News

Mid career support for CSC cancer scientist

 4 February 2016  

Deborah Oakley

Simona Parrinello who leads the CSC’s Cell Interactions and Cancer group has won a ‘Programme Foundation Award’ from Cancer Research UK worth £1.5 million.

Simona Parrinello wins CRUK award

Cancer cells (green) use blood vessels (red) as a path of invasion to spread throughout the brain tissue (blue). (Credit: MRC CSC)

Parrinello studies glioblastoma, the most malignant and common form of brain cancer. “Life expectancy is just over one year. It’s very deadly and there is no adequate treatment,” says Parrinello. “Current treatments don’t work because the tumours spread throughout the brain, and can’t be fully removed by surgery.

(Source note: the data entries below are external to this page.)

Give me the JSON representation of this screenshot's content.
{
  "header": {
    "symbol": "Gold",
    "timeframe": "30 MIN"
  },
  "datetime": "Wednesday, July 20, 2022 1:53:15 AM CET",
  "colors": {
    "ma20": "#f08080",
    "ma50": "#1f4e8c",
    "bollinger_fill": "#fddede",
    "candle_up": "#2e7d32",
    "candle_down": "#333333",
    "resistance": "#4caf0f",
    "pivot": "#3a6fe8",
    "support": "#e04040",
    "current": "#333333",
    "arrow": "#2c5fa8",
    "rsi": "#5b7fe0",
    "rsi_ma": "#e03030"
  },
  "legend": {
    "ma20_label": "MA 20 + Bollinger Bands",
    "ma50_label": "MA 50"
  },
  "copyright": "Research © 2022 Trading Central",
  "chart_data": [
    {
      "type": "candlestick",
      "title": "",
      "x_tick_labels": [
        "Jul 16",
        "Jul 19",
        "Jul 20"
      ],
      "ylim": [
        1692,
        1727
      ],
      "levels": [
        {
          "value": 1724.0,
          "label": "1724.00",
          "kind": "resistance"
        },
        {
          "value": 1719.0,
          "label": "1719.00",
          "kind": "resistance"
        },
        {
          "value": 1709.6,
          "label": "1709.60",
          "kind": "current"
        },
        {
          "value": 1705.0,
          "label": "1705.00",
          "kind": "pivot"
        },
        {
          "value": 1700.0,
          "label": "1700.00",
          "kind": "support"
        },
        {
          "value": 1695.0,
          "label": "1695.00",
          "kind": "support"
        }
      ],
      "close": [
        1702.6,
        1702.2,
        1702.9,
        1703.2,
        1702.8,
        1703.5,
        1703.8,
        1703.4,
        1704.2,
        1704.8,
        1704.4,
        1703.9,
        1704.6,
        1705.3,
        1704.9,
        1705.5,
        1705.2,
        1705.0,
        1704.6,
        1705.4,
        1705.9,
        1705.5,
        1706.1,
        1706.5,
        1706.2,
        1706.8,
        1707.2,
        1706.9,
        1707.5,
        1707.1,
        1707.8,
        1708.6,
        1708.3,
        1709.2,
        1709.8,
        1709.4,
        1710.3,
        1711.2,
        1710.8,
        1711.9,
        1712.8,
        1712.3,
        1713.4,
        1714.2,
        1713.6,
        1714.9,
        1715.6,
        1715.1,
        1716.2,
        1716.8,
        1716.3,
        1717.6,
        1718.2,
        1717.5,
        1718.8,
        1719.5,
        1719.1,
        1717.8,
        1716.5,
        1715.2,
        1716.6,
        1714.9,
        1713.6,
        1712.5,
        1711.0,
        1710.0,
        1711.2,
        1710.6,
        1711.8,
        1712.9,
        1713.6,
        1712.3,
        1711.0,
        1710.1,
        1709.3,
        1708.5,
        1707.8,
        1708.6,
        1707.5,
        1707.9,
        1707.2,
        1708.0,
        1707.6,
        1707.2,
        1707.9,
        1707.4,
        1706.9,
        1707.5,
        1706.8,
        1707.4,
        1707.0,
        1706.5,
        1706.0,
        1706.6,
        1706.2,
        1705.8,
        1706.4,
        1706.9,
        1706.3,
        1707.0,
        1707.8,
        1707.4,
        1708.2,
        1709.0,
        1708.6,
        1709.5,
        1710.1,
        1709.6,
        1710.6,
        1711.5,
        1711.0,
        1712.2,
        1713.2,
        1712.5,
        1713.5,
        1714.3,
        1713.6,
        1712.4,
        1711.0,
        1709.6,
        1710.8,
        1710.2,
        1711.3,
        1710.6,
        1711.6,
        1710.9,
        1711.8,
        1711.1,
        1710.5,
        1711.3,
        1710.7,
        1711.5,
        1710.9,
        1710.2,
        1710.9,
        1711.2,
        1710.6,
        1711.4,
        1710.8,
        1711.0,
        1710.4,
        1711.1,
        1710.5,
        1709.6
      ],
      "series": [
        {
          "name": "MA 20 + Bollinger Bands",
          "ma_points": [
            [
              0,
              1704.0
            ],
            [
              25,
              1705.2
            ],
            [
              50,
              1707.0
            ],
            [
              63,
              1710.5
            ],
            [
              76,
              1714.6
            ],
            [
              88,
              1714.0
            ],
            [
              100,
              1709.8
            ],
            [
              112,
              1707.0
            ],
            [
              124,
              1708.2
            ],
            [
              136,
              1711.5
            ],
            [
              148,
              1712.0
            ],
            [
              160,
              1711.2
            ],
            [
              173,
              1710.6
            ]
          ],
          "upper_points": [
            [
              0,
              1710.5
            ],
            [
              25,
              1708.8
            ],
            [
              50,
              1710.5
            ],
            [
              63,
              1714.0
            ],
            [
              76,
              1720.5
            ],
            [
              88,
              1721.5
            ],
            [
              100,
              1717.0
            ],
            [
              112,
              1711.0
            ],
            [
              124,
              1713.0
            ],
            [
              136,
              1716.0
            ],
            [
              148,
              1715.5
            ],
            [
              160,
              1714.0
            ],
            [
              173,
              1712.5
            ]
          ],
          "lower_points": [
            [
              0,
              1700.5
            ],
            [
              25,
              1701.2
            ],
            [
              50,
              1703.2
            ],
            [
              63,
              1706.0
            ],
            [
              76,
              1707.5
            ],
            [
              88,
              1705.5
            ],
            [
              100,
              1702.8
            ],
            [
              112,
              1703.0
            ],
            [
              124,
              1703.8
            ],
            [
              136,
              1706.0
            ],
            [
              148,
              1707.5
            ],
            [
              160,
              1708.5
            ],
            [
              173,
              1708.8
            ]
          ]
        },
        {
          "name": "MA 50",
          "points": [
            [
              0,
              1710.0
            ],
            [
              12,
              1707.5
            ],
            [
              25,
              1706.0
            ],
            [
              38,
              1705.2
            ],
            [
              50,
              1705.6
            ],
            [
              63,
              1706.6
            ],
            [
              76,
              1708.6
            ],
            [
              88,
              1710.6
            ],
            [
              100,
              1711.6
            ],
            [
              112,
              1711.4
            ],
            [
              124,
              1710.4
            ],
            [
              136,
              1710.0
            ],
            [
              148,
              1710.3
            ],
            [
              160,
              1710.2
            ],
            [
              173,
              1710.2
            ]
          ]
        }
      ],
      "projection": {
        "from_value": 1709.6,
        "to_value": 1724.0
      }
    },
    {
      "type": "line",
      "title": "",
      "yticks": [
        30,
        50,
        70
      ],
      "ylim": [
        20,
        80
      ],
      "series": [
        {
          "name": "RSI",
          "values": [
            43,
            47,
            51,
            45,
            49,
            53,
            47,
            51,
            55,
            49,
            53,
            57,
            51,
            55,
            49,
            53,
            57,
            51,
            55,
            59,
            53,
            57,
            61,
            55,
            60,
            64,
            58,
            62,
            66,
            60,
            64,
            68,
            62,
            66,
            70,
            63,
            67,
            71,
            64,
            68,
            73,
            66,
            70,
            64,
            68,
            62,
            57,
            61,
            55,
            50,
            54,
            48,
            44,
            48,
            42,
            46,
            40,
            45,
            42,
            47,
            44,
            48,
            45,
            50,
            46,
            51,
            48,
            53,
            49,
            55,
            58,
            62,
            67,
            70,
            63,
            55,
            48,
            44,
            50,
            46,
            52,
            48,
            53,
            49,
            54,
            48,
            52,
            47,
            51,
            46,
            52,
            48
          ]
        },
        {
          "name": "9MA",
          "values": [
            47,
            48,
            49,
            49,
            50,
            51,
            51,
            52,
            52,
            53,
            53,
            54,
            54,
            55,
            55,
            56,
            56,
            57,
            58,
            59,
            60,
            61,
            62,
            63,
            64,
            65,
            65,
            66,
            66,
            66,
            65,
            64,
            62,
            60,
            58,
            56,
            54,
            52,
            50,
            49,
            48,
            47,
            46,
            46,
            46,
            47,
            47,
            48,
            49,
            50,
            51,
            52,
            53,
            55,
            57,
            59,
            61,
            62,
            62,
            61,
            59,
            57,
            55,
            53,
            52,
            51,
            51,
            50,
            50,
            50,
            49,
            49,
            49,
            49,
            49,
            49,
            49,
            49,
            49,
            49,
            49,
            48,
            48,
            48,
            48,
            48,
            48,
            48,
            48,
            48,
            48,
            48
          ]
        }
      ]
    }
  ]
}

If we can target this spread, it may be possible to make therapies more effective.”

Scientists don’t yet know how the cancer cells invade the brain in patients with this condition. Parrinello hopes to identify what makes them different from ‘normal’ brain cells, and how they interact with these normal cells to allow this rapid spread. Preliminary data from her group goes some way to identifying the roles that particular molecules play, and this data formed the basis of the CRUK award, says Parrinello.

According to CRUK, the award “allows excellent cancer researchers… to establish or further develop their independent research group.”

“The grant means that we can continue to work on cancer. Without it, we wouldn’t be able to do this work,” says Parrinello, who will receive the funding over the next six years, starting in April. “We’re going to recruit four more people and double the size of our lab.”

This follows success for James Tomlinson, a Chain-Florey Clinical Lecturer in the CSC’s Nitric Oxide Signalling group, who was awarded his first independent grant in December. The award comes from the Academy of Medical Sciences to further his research on the genetics of kidney disease.

Three further awards to CSC scientists from the Biotechnology and Biological Sciences Research Council have also been confirmed. These go to Irene Miguel-Aliaga (who leads the Gut Signalling and Metabolism group), Andre Brown (who leads the Behavioural Genomics group), and Christian Speck (who leads the DNA Replication group).